Why PNES Should Not Be Dismissed
A major theme in the discussion is stigma. Patients with PNES may encounter the false assumption that their symptoms are fake, attention-seeking, voluntary, or exaggerated because the events are psychological in nature rather than epileptic. Dr. Danoun rejects that framing directly. He explains that the seizures are real, even though the mechanism is different from epileptic seizures.
That distinction is important because the word “psychological” is often misunderstood. In the discussion, it does not mean imaginary. It means that the generator of the event differs from the electrical mechanism of epilepsy. Patients can still experience profound loss of control, impaired awareness, injuries, and substantial disability.
Dr. Danoun also notes that PNES can be as disabling as epileptic seizures and, in some cases, even worse. The clinical burden remains real even when the EEG does not show epileptic activity.
How the Diagnosis Begins
The diagnostic process begins with a neurologist. According to the discussion, evaluation includes the clinical history, physical examination, and detailed review of the patient’s symptoms. A video of the event, whether captured on a phone or another device, can be especially helpful because event semiology may offer useful clues.
Dr.
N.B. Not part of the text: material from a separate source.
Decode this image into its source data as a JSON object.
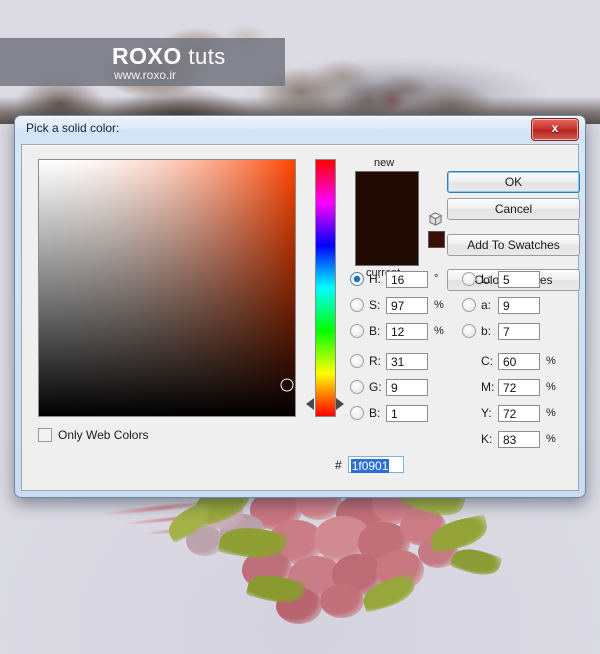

Danoun describes several clinical features that may suggest epilepsy versus PNES, while also making clear that these observations are not enough on their own to establish a definitive diagnosis.
Features described as more typical of epileptic seizures include:
- abrupt onset
- stereotyped progression
- spread of symptoms in a more expected pattern
- rhythmic jerking in a consistent plane
- short duration, often around one to two minutes
- post-event confusion or fatigue
- tongue biting or loss of bladder control in some cases
Features described as more suggestive of PNES include:
- slower onset and gradual buildup
- stop-and-start shaking
- asynchronous or changing movement patterns
- prolonged episodes that may last several minutes or longer
- closed eyes during the event
- emotional expression such as crying
- impaired responsiveness with possible retained ability to hear others
These distinctions can help shape clinical suspicion, but the discussion makes clear that the gold standard is not bedside impression alone.
The Gold Standard for Diagnosis
The definitive test described in the podcast is video-EEG monitoring in an epilepsy monitoring unit. In that setting, the patient is connected to EEG while being recorded on video, and clinicians wait for a typical event to occur. Sometimes medications are adjusted or measures such as flashing lights or hyperventilation are used to try to trigger the event.
If the patient has a typical event and the EEG shows the abnormal electrical signature expected in epilepsy, the diagnosis supports epileptic seizures. If the patient has their usual shaking event but the brain waves remain normal, that supports PNES.